Era raggiante di poter confrontarsi con me ed era sicura di vincere.
Glielo avevo letto in faccia.
Ma lo ero anch’io! Non ero abituata a perdere! Non ero abituata a non vedere soddisfatte le mie aspettative!
Era bastata una parola, detta al momento giusto, quello in cui stavo scagliando l’incantesimo, per destabilizzarmi.
La mia concentrazione era alta, ma era tutta focalizzata sull’esecuzione di ciò che mi veniva richiesto a quella lezione. Non avevo pensato che i Serpeverde fossero scorretti. Eppure, me lo sarei dovuta aspettare!
Le risatine di scherno dietro di me mi avevano distratta e riconoscere tra le tante, quella di Elisabeth, ancora di più.
Chissà perché da lei non me lo sarei mai aspettato!
Forse perché era sempre educata e gentile o perché quei capelli biondi e gli occhi azzurri mal si addicevano a una persona “cattiva”.
Nella mia mente di bambina, ritenevo che chi fosse bello fosse anche buono.
O almeno finora la mia esperienza era stata questa.
Invece mi sbagliavo. Mi sbagliavo di molto!
Si fosse limitata a battermi, forse, non me la sarei presa tanto, ma erano state le frasi di scherno sue e degli altri Serpeverde a farmi imbestialire!

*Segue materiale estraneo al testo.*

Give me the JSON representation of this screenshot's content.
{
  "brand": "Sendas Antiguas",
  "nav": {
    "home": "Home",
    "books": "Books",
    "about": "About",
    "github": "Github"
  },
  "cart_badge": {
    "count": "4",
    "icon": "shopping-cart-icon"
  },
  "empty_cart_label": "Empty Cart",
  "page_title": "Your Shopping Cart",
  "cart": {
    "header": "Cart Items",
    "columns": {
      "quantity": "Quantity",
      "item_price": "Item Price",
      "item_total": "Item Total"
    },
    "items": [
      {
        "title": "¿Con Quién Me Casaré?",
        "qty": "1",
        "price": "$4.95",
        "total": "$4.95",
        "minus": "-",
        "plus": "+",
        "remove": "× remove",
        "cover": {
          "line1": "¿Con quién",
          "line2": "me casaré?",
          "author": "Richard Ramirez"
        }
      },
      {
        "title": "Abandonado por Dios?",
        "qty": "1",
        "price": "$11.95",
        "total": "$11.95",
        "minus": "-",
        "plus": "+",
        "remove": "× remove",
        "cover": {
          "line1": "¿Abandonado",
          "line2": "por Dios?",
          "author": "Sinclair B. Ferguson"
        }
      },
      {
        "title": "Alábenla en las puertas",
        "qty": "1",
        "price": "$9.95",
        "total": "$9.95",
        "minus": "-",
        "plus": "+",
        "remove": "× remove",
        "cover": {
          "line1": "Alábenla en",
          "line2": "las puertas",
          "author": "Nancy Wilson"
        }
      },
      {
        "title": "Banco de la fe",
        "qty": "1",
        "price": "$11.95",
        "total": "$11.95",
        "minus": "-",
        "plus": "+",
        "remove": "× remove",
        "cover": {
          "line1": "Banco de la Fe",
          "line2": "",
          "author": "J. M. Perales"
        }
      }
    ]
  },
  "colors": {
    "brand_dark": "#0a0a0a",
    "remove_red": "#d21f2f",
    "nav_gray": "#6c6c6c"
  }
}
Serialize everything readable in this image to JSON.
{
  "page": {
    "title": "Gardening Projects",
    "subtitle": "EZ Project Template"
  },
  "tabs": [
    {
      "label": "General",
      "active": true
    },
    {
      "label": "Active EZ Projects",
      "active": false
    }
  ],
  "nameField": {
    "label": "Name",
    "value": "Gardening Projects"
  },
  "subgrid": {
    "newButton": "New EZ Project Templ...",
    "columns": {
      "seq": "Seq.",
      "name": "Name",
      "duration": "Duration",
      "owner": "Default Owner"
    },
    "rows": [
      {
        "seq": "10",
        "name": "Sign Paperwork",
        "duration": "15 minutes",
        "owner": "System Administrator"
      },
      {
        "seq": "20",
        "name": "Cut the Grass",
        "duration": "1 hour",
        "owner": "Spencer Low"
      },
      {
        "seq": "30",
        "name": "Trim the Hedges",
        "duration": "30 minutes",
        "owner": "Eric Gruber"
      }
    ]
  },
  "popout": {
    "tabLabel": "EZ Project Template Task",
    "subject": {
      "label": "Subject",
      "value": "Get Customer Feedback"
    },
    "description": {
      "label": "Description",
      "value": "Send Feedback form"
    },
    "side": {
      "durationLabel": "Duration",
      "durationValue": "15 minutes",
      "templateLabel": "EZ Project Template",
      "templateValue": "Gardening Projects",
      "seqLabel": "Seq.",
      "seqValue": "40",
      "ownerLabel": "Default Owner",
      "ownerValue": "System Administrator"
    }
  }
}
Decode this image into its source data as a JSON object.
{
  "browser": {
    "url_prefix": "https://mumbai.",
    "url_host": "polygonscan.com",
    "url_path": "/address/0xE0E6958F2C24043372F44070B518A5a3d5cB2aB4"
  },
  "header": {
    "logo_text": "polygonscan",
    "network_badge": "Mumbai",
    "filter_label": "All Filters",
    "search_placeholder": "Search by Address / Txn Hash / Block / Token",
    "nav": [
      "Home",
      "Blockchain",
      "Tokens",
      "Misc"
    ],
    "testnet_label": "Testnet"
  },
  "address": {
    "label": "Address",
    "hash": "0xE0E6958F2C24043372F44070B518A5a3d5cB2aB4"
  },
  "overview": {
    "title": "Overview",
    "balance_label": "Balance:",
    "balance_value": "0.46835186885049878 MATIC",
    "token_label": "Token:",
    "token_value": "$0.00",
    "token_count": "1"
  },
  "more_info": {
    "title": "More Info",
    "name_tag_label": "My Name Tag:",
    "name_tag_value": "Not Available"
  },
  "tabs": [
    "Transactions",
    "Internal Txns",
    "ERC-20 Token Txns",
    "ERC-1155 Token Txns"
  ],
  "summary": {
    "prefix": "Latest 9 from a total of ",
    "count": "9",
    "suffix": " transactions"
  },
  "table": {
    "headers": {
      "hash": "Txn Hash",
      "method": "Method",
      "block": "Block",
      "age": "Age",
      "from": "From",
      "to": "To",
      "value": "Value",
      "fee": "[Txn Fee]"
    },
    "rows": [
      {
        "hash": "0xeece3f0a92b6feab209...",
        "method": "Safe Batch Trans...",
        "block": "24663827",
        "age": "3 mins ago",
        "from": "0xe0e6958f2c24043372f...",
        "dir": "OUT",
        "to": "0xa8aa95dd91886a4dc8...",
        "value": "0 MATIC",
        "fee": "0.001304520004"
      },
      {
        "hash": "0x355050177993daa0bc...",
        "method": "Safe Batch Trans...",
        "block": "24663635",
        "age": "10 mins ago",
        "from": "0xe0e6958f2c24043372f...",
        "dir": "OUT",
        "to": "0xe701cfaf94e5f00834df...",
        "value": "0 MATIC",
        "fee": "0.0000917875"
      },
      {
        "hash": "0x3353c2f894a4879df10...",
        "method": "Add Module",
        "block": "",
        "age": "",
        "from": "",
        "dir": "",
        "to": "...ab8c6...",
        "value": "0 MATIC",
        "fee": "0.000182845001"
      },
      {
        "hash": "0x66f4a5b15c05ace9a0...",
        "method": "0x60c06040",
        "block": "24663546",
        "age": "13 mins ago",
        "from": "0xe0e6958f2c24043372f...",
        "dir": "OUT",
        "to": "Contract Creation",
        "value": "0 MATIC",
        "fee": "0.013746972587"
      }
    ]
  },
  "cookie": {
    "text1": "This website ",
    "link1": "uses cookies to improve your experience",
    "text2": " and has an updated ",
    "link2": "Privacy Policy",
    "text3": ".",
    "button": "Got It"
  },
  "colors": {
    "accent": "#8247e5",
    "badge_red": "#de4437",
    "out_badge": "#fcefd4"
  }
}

La rabbia e la frustrazione con il passare delle ore di quella tremenda giornata non avevano fatto altro che aumentare, dentro di me.
Un fuoco che si alimentava e mi bruciava da dentro.
Ero sempre stata abituata ad avere tutto!
Volevo anche essere la migliore!
Mi ero sfogata camminando, sfidando le regole, eppure non era ancora sufficiente.
I miei passi mi avevano condotta fino a lì.
Fuori orario, decisamente oltre il coprifuoco, a vagare senza meta.
Io e la mia rabbia!
L’unico pensiero che mi dava un qualche sollievo, in quel momento, è che prima o poi mi sarebbe capitata l’occasione di prendermi la rivincita: su Elisabeth e sui Serpeverde!
Strinsi con forza la bacchetta che avevo in mano.
Un piccolo brivido risalì dalla mano al braccio, un lieve pizzicore mi solleticava il palmo con il quale la impugnavo.
La notte scura rendeva le mie emozioni ancora più cupe.
Forse non era stata una buona idea girovagare a quel modo.
Forse non era servito a nulla, se non farmi rischiare di prendere una punizione.
Ma avevo agito d’impulso.
L’impulsività: un altro dei miei “pregi”.
Ed il motivo per cui quella notte mi trovavo lì, a fissare l’ufficio della professoressa Vireau, in quel corridoio buio.